Germany’s foreign minister warns against racism and xenophobia, at a ceremony marking 70 years since the liberation of the Nazi concentration camp Sachsenhausen near Berlin.
Frank-Walter Steinmeier joins Holocaust survivors and other guests at the site which was built while Hitler celebrated the 1936 Olympic Games, and where tens of thousands of Jews and other inmates died.
Steinmeier says Germany had an enduring responsibility not to forget its horrific past, which meant it must “stand against injustice, against any form of xenophobia and discrimination.”
“Do we want to live in a country where there is still anti-Semitism and exclusion? Where asylum homes are set on fire? Where a young man is beaten up on a Berlin subway because he is a Jew?” asks Steinmeier.

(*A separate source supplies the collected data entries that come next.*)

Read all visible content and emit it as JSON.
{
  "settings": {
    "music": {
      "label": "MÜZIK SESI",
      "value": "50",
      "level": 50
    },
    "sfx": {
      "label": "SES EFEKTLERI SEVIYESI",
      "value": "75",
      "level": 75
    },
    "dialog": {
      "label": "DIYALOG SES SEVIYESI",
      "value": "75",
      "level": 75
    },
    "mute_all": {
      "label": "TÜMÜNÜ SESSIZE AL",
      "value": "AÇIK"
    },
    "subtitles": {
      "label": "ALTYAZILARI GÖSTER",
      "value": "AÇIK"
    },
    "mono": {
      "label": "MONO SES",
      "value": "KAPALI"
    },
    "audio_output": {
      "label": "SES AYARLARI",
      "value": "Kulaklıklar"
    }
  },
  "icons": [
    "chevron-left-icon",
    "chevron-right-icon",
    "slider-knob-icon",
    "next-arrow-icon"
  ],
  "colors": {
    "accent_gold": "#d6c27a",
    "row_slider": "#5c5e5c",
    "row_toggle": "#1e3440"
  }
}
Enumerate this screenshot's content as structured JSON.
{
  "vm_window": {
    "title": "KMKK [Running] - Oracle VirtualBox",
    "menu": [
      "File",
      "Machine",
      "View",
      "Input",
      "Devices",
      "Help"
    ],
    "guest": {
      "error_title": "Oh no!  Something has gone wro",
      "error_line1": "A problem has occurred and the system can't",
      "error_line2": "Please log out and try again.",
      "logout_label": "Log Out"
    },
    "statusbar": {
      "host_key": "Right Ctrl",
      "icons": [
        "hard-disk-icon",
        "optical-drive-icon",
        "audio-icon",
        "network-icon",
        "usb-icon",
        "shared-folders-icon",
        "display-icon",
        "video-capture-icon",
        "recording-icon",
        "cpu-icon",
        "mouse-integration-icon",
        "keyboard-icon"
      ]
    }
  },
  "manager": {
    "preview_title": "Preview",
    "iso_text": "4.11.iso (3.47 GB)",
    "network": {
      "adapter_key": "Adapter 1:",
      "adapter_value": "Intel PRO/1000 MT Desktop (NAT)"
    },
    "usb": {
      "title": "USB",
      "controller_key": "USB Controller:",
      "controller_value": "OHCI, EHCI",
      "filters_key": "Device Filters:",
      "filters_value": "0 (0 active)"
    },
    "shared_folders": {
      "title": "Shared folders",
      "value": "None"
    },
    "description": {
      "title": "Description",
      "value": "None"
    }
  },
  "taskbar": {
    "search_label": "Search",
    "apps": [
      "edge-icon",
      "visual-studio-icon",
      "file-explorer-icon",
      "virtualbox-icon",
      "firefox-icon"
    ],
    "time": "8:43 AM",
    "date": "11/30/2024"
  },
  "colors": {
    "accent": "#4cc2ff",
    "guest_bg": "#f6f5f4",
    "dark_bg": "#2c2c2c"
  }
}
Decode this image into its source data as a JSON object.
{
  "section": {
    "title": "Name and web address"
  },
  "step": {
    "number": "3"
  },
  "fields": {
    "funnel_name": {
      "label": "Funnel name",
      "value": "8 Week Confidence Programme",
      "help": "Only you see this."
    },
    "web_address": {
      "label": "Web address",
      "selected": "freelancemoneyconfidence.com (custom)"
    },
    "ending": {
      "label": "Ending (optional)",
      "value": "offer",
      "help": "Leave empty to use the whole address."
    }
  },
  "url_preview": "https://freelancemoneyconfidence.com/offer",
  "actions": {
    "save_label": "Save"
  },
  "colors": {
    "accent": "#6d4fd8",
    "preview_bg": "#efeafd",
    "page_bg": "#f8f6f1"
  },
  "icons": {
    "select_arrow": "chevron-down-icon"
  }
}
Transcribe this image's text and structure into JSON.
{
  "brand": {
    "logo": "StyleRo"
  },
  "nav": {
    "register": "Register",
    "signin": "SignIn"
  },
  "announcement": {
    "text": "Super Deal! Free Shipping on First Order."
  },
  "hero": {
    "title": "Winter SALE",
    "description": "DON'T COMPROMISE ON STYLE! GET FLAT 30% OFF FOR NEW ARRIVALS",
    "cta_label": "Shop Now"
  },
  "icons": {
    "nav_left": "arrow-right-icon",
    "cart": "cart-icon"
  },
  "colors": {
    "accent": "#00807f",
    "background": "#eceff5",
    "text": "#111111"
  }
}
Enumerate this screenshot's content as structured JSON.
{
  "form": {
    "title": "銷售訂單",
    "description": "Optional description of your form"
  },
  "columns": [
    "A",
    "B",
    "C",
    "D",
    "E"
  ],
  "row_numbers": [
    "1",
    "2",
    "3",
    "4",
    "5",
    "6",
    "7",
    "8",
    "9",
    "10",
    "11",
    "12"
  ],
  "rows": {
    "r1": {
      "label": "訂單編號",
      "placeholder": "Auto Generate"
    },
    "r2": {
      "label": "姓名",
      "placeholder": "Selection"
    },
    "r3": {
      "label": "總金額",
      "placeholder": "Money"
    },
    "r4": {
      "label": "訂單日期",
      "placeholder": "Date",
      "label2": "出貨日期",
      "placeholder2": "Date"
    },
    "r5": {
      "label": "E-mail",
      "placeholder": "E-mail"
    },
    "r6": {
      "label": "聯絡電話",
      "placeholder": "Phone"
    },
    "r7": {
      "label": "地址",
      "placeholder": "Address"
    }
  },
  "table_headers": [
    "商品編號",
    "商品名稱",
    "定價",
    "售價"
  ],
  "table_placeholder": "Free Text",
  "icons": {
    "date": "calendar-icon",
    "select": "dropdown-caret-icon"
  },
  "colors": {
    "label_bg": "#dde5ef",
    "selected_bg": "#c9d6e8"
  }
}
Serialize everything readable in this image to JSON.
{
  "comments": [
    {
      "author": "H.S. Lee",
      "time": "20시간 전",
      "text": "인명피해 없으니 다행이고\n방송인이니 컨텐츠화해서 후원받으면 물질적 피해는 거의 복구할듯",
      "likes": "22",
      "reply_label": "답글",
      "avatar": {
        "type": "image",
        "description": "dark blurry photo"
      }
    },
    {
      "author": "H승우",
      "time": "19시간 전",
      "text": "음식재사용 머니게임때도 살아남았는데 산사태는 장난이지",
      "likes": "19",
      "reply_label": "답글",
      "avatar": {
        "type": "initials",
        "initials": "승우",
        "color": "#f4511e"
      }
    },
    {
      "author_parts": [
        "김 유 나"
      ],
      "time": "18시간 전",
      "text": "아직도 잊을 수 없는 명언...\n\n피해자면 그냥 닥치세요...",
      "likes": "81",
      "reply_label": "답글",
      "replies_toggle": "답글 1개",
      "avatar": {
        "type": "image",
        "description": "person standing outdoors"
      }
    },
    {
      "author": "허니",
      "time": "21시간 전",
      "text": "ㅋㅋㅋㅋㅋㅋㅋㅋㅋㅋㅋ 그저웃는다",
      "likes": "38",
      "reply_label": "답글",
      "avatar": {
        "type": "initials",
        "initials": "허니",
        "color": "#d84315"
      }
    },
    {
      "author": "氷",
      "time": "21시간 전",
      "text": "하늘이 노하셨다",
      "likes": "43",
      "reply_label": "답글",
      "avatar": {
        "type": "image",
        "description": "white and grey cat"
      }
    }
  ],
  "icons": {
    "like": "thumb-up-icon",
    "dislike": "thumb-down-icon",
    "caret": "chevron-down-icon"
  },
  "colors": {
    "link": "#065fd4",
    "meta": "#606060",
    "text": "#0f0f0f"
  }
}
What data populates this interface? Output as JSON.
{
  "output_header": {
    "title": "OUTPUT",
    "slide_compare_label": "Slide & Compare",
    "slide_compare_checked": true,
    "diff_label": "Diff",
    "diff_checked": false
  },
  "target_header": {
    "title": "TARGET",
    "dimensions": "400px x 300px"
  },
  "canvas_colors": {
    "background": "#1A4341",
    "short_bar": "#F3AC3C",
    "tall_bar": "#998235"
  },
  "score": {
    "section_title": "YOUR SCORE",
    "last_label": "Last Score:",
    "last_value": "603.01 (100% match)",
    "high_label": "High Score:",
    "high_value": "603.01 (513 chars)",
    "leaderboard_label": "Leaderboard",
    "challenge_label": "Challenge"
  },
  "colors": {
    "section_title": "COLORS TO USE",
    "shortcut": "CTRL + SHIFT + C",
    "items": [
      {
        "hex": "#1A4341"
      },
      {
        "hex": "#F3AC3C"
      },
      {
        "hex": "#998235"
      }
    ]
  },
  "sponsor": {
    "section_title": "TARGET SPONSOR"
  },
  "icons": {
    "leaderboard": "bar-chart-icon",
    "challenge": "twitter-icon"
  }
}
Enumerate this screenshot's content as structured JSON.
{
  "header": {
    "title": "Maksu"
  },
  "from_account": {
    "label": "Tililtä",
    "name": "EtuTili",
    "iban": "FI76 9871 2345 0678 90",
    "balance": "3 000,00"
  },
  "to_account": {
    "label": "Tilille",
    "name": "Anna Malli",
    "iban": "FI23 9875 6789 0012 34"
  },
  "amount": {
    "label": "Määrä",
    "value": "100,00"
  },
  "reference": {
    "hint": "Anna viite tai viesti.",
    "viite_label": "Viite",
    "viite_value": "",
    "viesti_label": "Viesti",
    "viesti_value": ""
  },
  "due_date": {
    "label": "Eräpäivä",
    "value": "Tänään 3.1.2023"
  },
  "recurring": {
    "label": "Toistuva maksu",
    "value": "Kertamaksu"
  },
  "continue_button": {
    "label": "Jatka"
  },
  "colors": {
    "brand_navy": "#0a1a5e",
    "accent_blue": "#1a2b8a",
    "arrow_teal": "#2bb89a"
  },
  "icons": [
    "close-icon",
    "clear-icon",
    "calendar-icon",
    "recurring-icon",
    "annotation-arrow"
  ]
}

“A country where people take to the streets in packs to rant dull slogans against anything they see as foreign? Is that our country?… This is not the open country which the vast majority of Germans want.”
Steinmeier says Sachsenhausen, 35 kilometers (20 miles) north of the capital, “exemplifies the monstrosity of a regime that institutionalized horror,” according to a copy of his speech sent to AFP.
“The crimes of the Nazi regime are without equal,” the minister said. “They make us shudder — the murder of millions of Jews in Europe, the crime against humanity that is the Shoah.
Steinmeier says that, in view of such horrors, it “seems like a miracle” that Germany and Israel now have a “deep friendship,” marked by 50 years of diplomatic ties and a renewed “flowering of Jewish life” in Germany.